Malaysia // The west coast //


Set against the backdrop of the mist-laden Bintang Hills, TAIPING – like so many places in Perak – owes its existence to the discovery of tin in the first decades of the nineteenth century. The name is Chinese; it could mean either “Great Plain” or “Great Peace”, though the latter is unlikely given the numerous violent clan wars here between rival Cantonese and Hakka factions during the 1860s. Despite this, mining wealth helped fund many Malaysian firsts at a time when Kuala Lumpur was barely on the map: the first English-language school in 1878; the first hospital in 1880, established by the Chinese; the first rail line in 1882, built to facilitate tin exports; and the first museum in 1883. As Perak state’s capital until 1937, and with the nearby hill station of Bukit Larut (formerly Maxwell Hill) serving as a retreat for its administrators, Taiping was at the forefront of the colonial development of the Federated Malay States.
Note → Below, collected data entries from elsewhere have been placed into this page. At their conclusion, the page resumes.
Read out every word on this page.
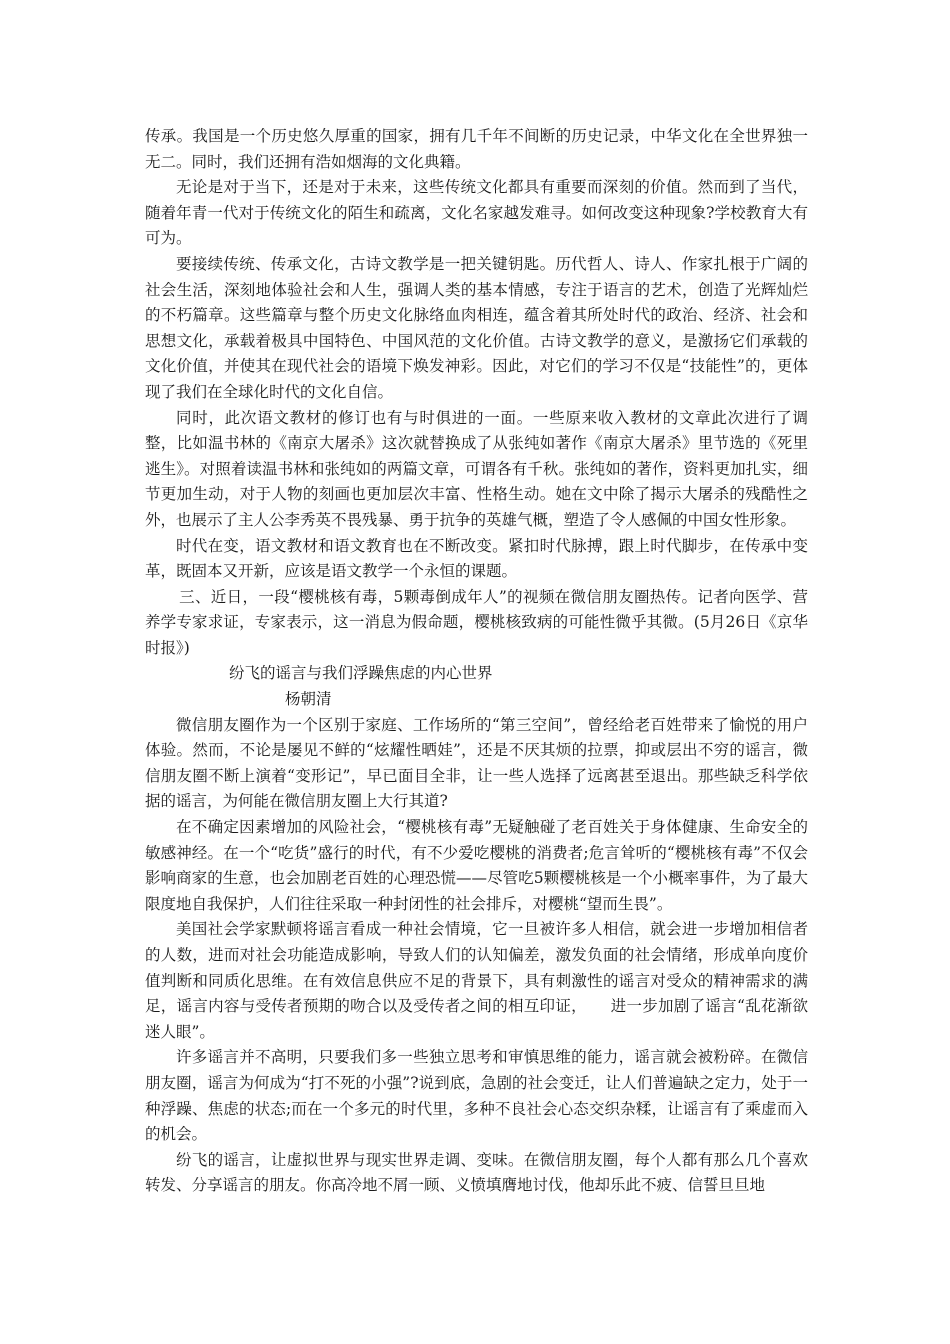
传承。我国是一个历史悠久厚重的国家，拥有几千年不间断的历史记录，中华文化在全世界独一无二。同时，我们还拥有浩如烟海的文化典籍。

无论是对于当下，还是对于未来，这些传统文化都具有重要而深刻的价值。然而到了当代，随着年青一代对于传统文化的陌生和疏离，文化名家越发难寻。如何改变这种现象?学校教育大有可为。

要接续传统、传承文化，古诗文教学是一把关键钥匙。历代哲人、诗人、作家扎根于广阔的社会生活，深刻地体验社会和人生，强调人类的基本情感，专注于语言的艺术，创造了光辉灿烂的不朽篇章。这些篇章与整个历史文化脉络血肉相连，蕴含着其所处时代的政治、经济、社会和思想文化，承载着极具中国特色、中国风范的文化价值。古诗文教学的意义，是激扬它们承载的文化价值，并使其在现代社会的语境下焕发神彩。因此，对它们的学习不仅是“技能性”的，更体现了我们在全球化时代的文化自信。

同时，此次语文教材的修订也有与时俱进的一面。一些原来收入教材的文章此次进行了调整，比如温书林的《南京大屠杀》这次就替换成了从张纯如著作《南京大屠杀》里节选的《死里逃生》。对照着读温书林和张纯如的两篇文章，可谓各有千秋。张纯如的著作，资料更加扎实，细节更加生动，对于人物的刻画也更加层次丰富、性格生动。她在文中除了揭示大屠杀的残酷性之外，也展示了主人公李秀英不畏残暴、勇于抗争的英雄气概，塑造了令人感佩的中国女性形象。

时代在变，语文教材和语文教育也在不断改变。紧扣时代脉搏，跟上时代脚步，在传承中变革，既固本又开新，应该是语文教学一个永恒的课题。

三、近日，一段“樱桃核有毒，5颗毒倒成年人”的视频在微信朋友圈热传。记者向医学、营养学专家求证，专家表示，这一消息为假命题，樱桃核致病的可能性微乎其微。(5月26日《京华时报》)

纷飞的谣言与我们浮躁焦虑的内心世界

杨朝清

微信朋友圈作为一个区别于家庭、工作场所的“第三空间”，曾经给老百姓带来了愉悦的用户体验。然而，不论是屡见不鲜的“炫耀性晒娃”，还是不厌其烦的拉票，抑或层出不穷的谣言，微信朋友圈不断上演着“变形记”，早已面目全非，让一些人选择了远离甚至退出。那些缺乏科学依据的谣言，为何能在微信朋友圈上大行其道?

在不确定因素增加的风险社会，“樱桃核有毒”无疑触碰了老百姓关于身体健康、生命安全的敏感神经。在一个“吃货”盛行的时代，有不少爱吃樱桃的消费者;危言耸听的“樱桃核有毒”不仅会影响商家的生意，也会加剧老百姓的心理恐慌——尽管吃5颗樱桃核是一个小概率事件，为了最大限度地自我保护，人们往往采取一种封闭性的社会排斥，对樱桃“望而生畏”。

美国社会学家默顿将谣言看成一种社会情境，它一旦被许多人相信，就会进一步增加相信者的人数，进而对社会功能造成影响，导致人们的认知偏差，激发负面的社会情绪，形成单向度价值判断和同质化思维。在有效信息供应不足的背景下，具有刺激性的谣言对受众的精神需求的满足，谣言内容与受传者预期的吻合以及受传者之间的相互印证，　　进一步加剧了谣言“乱花渐欲迷人眼”。

许多谣言并不高明，只要我们多一些独立思考和审慎思维的能力，谣言就会被粉碎。在微信朋友圈，谣言为何成为“打不死的小强”?说到底，急剧的社会变迁，让人们普遍缺之定力，处于一种浮躁、焦虑的状态;而在一个多元的时代里，多种不良社会心态交织杂糅，让谣言有了乘虚而入的机会。

纷飞的谣言，让虚拟世界与现实世界走调、变味。在微信朋友圈，每个人都有那么几个喜欢转发、分享谣言的朋友。你高冷地不屑一顾、义愤填膺地讨伐，他却乐此不疲、信誓旦旦地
Nowadays, bypassed by the North–South Expressway and replaced in administrative importance by Ipoh, Taiping is declining gracefully, its streets lined with tattered architectural mementoes of its glory days. Even so, it’s a pleasant place to spend a few hours at leisure, exploring the small, walkable centre and green Lake Gardens, though you’ll need a full day to ascend Bukit Larut or take in the nearby mangrove reserve.